Estatísticas realizadas em diferentes países revelam alguns fatos ilustrativos: nos EUA, em casamentos tradicionais, grande parte das mulheres casadas em idade fértil têm ou pretendem ter filhos. Aí, o casamento está intimamente ligado à procriação e à criação dos filhos. Enquanto isso, na Noruega, a adoção do casamento gay em certas províncias foi acompanhado por uma significativa diminuição da proporção de nascimentos em situações de casamento oficial. Nestes lugares, a procriação foi culturalmente separada do casamento, e as crianças sujeitas a situações muito mais instáveis ao longo de seus anos de formação.

Quanto à questão dos "espíritos opostos", título da coluna: a união sexual não é uma união entre espíritos. É uma união entre corpos, e isso nem o espiritualismo mais ascético pode negar. Os corpos masculino e feminino são fundamentais para expressar a complementaridade que existe entre os sexos, uma complementaridade que é anatômica, fisiológica e hormonal, além de psíquica e espiritual, e que é a chave da criação de novos seres humanos. É exatamente essa complementaridade física que dá o caráter singular da relação de amor que intitulamos "casamento", e que, como já vimos, é a base da família. Físico, psíquico e espiritual não estão separados aqui, antes o contrário, interpenetram-se numa só realidade, expressam, ou deveriam expressar, uns aos outros. O amor sexual, físico, é uma "linguagem" em que se expressa – fisicamente – o amor psíquico e espiritual, de doação, entrega de si mesmo e de construção comum da vida familiar.

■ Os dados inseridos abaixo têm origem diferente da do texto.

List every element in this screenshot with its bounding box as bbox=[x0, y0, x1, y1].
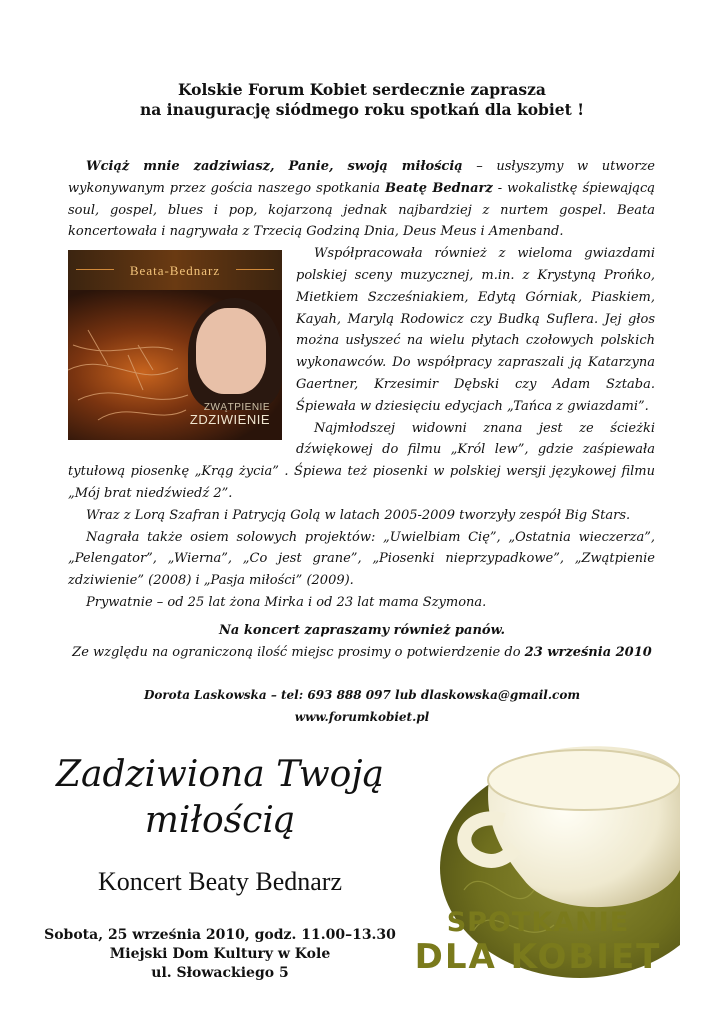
intro-name: Beatę Bednarz bbox=[385, 180, 493, 196]
invitation-header bbox=[0, 80, 724, 120]
intro-text-1: – usłyszymy w utworze wykonywanym przez gościa naszego spotkania bbox=[68, 159, 656, 196]
brand-line-1: SPOTKANIE bbox=[446, 907, 630, 938]
album-title-small: ZWĄTPIENIE bbox=[203, 402, 270, 414]
article-body bbox=[68, 156, 655, 614]
paragraph-private: Prywatnie – od 25 lat żona Mirka i od 23 lat mama Szymona. bbox=[86, 594, 487, 610]
portrait-face bbox=[196, 308, 266, 394]
intro-quote: Wciąż mnie zadziwiasz, Panie, swoją miłością bbox=[86, 159, 463, 174]
album-title-big: ZDZIWIENIE bbox=[189, 412, 270, 428]
invite-men-line: Na koncert zapraszamy również panów. bbox=[219, 623, 505, 638]
event-venue: Miejski Dom Kultury w Kole bbox=[109, 946, 331, 962]
invitation-note bbox=[0, 620, 724, 664]
confirmation-line bbox=[0, 642, 724, 664]
contact-line: Dorota Laskowska – tel: 693 888 097 lub dlaskowska@gmail.com bbox=[143, 688, 581, 702]
website-link[interactable]: www.forumkobiet.pl bbox=[294, 710, 430, 724]
brand-line-2: DLA KOBIET bbox=[414, 937, 662, 977]
poster-title-line-1: Zadziwiona Twoją bbox=[56, 754, 384, 795]
paragraph-soundtrack: Najmłodszej widowni znana jest ze ścieżki dźwiękowej do filmu „Król lew”, gdzie zaśpiewała tytułową piosenkę „Krąg życia” . Śpiewa też piosenki w polskiej wersji językowej filmu „Mój brat niedźwiedź 2”. bbox=[68, 420, 655, 501]
contact-block bbox=[0, 684, 724, 728]
event-address: ul. Słowackiego 5 bbox=[151, 965, 289, 981]
paragraph-big-stars: Wraz z Lorą Szafran i Patrycją Golą w latach 2005-2009 tworzyły zespół Big Stars. bbox=[86, 507, 631, 523]
concert-subtitle: Koncert Beaty Bednarz bbox=[97, 867, 342, 896]
paragraph-collaborations: Współpracowała również z wieloma gwiazdami polskiej sceny muzycznej, m.in. z Krystyną Prońko, Mietkiem Szcześniakiem, Edytą Górniak, Piaskiem, Kayah, Marylą Rodowicz czy Budką Suflera. Jej głos można usłyszeć na wielu płytach czołowych polskich wykonawców. Do współpracy zapraszali ją Katarzyna Gaertner, Krzesimir Dębski czy Adam Sztaba. Śpiewała w dziesięciu edycjach „Tańca z gwiazdami”. bbox=[296, 246, 655, 414]
header-line-1: Kolskie Forum Kobiet serdecznie zaprasza bbox=[178, 80, 546, 99]
event-details bbox=[40, 926, 400, 983]
brand-logo bbox=[404, 906, 672, 977]
intro-paragraph bbox=[68, 156, 655, 243]
poster-title bbox=[40, 752, 400, 844]
event-date: Sobota, 25 września 2010, godz. 11.00–13.30 bbox=[44, 927, 396, 943]
album-cover-image bbox=[68, 250, 282, 440]
album-artist: Beata-Bednarz bbox=[129, 263, 221, 279]
paragraph-projects: Nagrała także osiem solowych projektów: „Uwielbiam Cię”, „Ostatnia wieczerza”, „Pelengator”, „Wierna”, „Co jest grane”, „Piosenki nieprzypadkowe”, „Zwątpienie zdziwienie” (2008) i „Pasja miłości” (2009). bbox=[68, 529, 655, 589]
poster-title-line-2: miłością bbox=[144, 800, 296, 841]
confirmation-deadline: 23 września 2010 bbox=[524, 645, 652, 660]
album-title bbox=[190, 402, 270, 426]
header-line-2: na inaugurację siódmego roku spotkań dla kobiet ! bbox=[139, 100, 585, 119]
intro-text-2: - wokalistkę śpiewającą soul, gospel, blues i pop, kojarzoną jednak najbardziej z nurtem gospel. Beata koncertowała i nagrywała z Trzecią Godziną Dnia, Deus Meus i Amenband. bbox=[68, 180, 655, 240]
confirmation-text: Ze względu na ograniczoną ilość miejsc prosimy o potwierdzenie do bbox=[72, 645, 525, 660]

E aqui se expressa mais um atroz desentendimento de Veríssimo sobre a "religião". Pelo menos o Cristianismo, que é o principal interlocutor implícito deste debate, não vê o corpo como algo desprezível simplesmente porque é transitório. O fato da transitoriedade não invalida o fato de que o corpo físico e mortal expressa a pessoa, mesmo que somente durante a vida terrena. Aliás, para nós, cristãos, o corpo é uma realidade sagrada, fundamental, objeto do amor e da salvação de Deus, tanto quanto o "espírito" – está aí a crença na ressurreição da carne.

Não há, para nós, espírito sem corpo, e corpo sexuado. Assim, se dois homens com atração sexual pelo mesmo sexo apresentam características "femininas" e "masculinas" em sua personalidade, isso não quer dizer que ao fazerem sexo sejam homem e mulher. O ato, que é físico, continua indo contra a sua natureza de homens, e contra a própria natureza do ato sexual, que é de complementaridade e abertura para a criação da vida. E o casamento entre os dois não resolve esse problema fundamental.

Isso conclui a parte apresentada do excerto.